There are a lot of Americans who lack health insurance coverage. Until very recently, I was among that group. I used to say that I needed health insurance “in case I get hit by a bus and end up in the hospital”.
I was only partially joking. My biggest fear, while I was uninsured, was that I would have a serious illness that would require a lengthy hospital stay that I couldn’t afford to pay for. I worried about having to file for bankruptcy, and of losing my home.
Fortunately, I found affordable health insurance coverage before anything bad happened to me. It was a struggle to find it, but, with the help of an insurance broker, I finally found coverage. Now, if I “get hit by a bus”, I know that my health insurance policy will cover at least some of my medical bills. This is extremely reassuring.
Other people aren’t as lucky as me. Some who lack health insurance, and end up in the hospital, do eventually end up filing for bankruptcy. Others, who are even less fortunate, end up becoming permanent patients of the hospital.
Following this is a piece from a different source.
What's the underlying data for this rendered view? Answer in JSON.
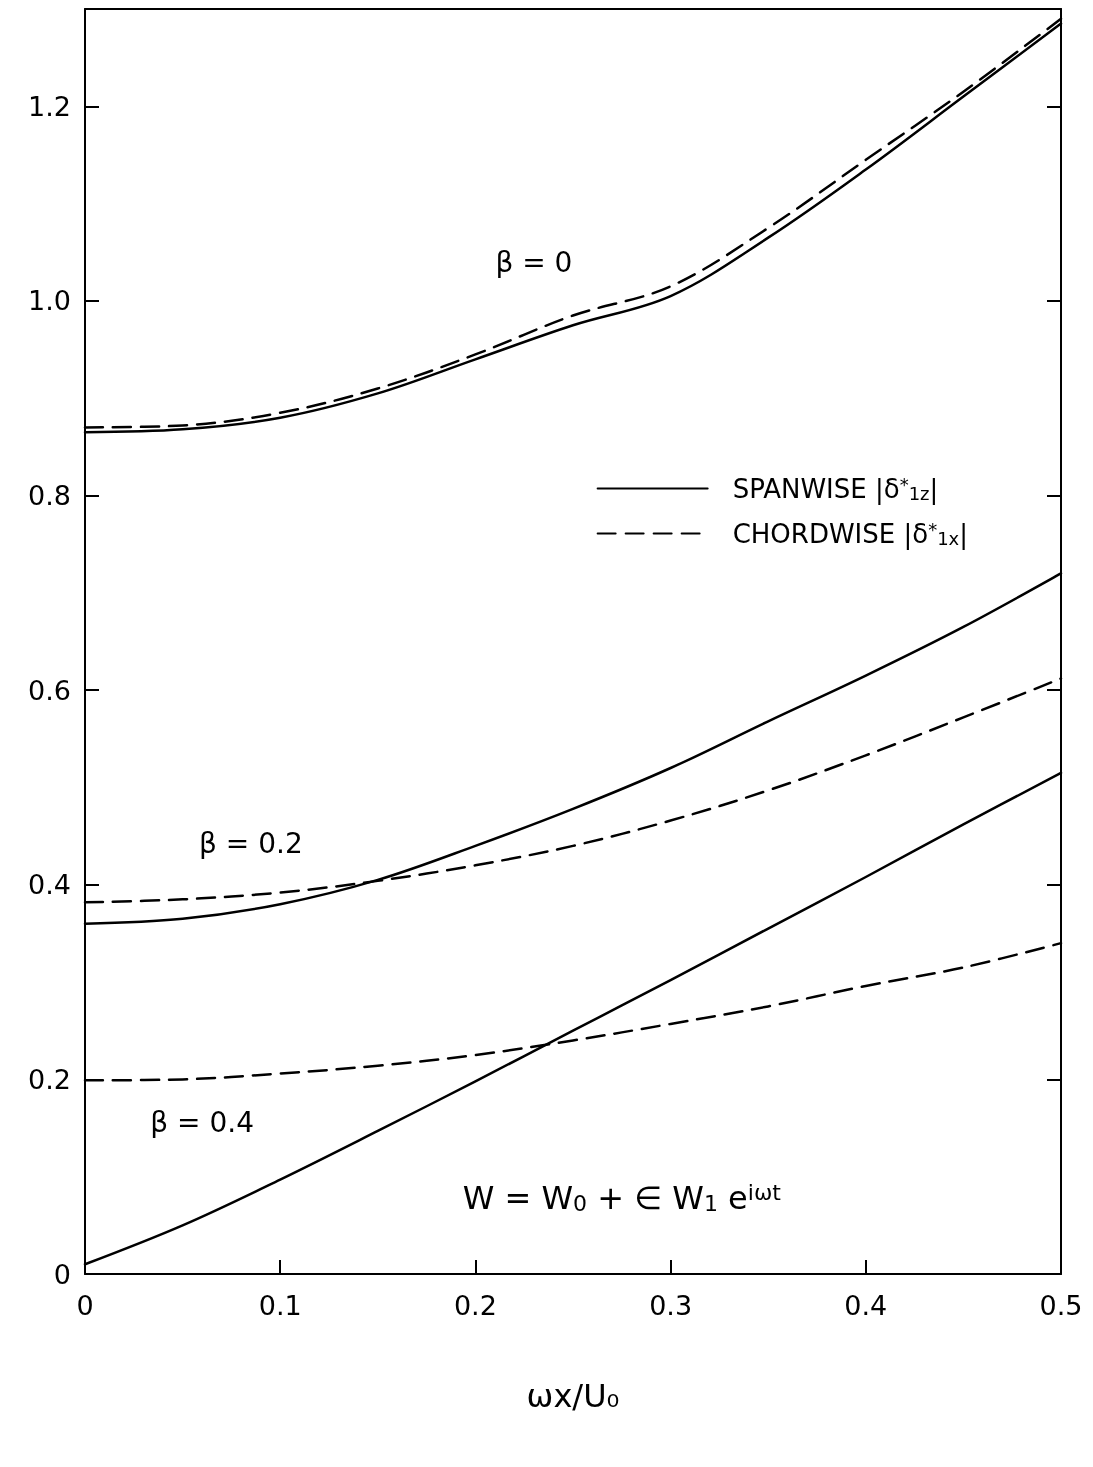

Under federal law, hospitals are required to treat any patient who needs emergency medical attention. This includes patients who do not have any means of paying the hospital for those medical bills. The hospital ends up covering the cost of that patient’s care. There is no way around it.
On the one hand, this is good, because it means that poor people won’t be turned away from a hospital if they have a serious medical condition that requires emergency care simply because that person can’t afford to pay the bill. On the other hand, the federal law can result in additional expenses for the hospital to cover. Hospitals are not allowed to discharge a patient without having a plan in place for that person’s ongoing care.
Nursing facilities, and rehabilitation facilities, are not required to accept patients who cannot pay them. If that patient’s family does not have the means to provide him or her with 24 -7 medical care, then the hospital cannot discharge the patient. Nursing facilities can refuse to take a patient who does not have health insurance coverage. They also don’t have to take patients who have more complex medical needs than what the facility can provide for.